Study Finds 'Daily Show' on Par With Nets
Study Finds 'Daily Show' On Par With Nets
Jon Stewart doesn't just think he's smarter than everyone else. He might actually BE smarter than everyone else.
Julia R. Fox, an assistant professor of telecommunications at Indiana University, has conducted a study that says that the popular "fake news" show is just as substantive as network coverage.
The study, "No Joke: A Comparison of Substance in The Daily Show with Jon Stewart and Broadcast Network Television Coverage of the 2004 Presidential Election Campaign," will be published next summer by the Journal of Broadcast and Electronic Media, published by the Broadcast Education Association.
"It is clearly a humor show, first and foremost," Fox said of Stewart's program. "But there is some substance on there, and in some cases, like John Edwards announcing his candidacy, the news is made on the show. You have real newsmakers coming on, and yes, sometimes the banter and questions get a little silly, but there is also substantive dialogue going on ... It's a legitimate source of news."
Fox, along with two grad students at Indiana University, examined broadcast nightly newscasts on July 26-30, August 30-31 and September 1-3 in 2004. Then they studied episodes of "The Daily Show" on July 27-30, August 31 and September 1-3 in 2004.

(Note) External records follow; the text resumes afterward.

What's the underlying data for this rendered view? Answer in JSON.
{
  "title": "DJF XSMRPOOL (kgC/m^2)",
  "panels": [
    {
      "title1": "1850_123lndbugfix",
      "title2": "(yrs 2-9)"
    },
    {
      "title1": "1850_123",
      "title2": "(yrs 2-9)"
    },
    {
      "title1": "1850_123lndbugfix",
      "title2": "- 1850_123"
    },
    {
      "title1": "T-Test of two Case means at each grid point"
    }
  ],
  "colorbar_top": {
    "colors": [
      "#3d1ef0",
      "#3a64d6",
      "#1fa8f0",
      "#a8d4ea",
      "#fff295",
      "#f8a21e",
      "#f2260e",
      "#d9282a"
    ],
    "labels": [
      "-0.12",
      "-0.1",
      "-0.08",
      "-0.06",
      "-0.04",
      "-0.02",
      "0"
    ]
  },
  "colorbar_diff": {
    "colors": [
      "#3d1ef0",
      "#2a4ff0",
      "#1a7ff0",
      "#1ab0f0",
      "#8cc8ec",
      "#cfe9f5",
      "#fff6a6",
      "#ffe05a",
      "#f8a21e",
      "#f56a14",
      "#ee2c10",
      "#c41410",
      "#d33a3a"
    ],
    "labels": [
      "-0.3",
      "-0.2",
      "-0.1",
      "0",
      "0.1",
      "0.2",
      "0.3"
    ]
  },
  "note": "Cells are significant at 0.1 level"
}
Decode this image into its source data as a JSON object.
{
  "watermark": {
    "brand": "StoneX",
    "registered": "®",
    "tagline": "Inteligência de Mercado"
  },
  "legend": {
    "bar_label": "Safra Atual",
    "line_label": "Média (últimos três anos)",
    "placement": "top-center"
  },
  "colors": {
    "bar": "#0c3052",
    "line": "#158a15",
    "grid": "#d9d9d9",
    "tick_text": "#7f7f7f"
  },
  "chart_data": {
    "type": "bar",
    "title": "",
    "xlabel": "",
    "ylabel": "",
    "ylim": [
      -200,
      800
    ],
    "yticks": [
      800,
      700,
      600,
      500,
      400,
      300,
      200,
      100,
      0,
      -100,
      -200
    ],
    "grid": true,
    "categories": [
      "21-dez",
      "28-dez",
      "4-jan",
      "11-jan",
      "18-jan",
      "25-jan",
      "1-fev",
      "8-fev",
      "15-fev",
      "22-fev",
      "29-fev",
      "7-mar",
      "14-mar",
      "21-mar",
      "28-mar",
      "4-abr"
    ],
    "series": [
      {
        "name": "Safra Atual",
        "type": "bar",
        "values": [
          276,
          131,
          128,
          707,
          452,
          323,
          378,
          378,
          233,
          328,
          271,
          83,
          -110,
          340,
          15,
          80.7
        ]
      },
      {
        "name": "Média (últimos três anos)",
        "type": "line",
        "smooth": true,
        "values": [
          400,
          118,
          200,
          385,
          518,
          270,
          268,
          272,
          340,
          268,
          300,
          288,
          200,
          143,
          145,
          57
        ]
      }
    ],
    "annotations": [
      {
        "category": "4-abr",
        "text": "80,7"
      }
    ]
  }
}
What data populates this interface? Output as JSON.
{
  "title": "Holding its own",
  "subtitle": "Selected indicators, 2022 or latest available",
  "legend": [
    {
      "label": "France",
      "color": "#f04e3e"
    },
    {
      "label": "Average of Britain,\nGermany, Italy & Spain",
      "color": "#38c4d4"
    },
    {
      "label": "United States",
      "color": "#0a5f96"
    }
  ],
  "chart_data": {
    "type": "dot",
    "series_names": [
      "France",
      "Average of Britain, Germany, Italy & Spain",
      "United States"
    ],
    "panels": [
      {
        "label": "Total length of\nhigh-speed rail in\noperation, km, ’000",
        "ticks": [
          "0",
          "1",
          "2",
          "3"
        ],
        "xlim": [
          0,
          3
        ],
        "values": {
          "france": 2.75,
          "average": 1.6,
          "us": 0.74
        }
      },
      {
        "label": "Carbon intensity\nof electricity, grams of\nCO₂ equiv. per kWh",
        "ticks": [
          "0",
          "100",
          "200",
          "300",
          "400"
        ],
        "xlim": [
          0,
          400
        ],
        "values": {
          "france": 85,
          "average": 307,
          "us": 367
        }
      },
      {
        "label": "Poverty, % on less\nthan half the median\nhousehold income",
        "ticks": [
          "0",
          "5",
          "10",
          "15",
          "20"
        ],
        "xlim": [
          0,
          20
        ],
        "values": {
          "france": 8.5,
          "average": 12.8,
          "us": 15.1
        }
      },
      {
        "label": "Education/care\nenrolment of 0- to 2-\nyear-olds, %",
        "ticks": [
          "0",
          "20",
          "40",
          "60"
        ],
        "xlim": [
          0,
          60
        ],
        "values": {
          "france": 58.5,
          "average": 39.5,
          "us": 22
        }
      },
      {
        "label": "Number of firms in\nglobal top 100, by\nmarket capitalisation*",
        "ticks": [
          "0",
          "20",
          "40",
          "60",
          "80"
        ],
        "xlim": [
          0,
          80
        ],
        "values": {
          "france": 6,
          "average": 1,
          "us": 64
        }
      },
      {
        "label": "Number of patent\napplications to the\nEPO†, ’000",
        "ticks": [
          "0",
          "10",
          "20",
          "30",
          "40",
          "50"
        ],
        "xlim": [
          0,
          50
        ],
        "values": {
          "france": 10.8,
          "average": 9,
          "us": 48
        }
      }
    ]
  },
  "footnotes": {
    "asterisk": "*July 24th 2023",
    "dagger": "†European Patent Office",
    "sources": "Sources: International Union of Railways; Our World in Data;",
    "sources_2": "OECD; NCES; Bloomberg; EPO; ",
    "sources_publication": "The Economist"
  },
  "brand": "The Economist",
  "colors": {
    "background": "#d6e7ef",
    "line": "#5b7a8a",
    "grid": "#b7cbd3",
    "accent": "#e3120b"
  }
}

What the study found is that while there is considerably more humor than substance on "The Daily Show," there is more hype (polls, political endorsements and photo ops) than substance on broadcast newscasts.
"Interestingly, the average amounts of video and audio substance in the broadcast network news stories were not significantly different than the average amounts of visual and audio substance in 'The Daily Show with Jon Stewart' stories about the presidential election," she wrote in the paper.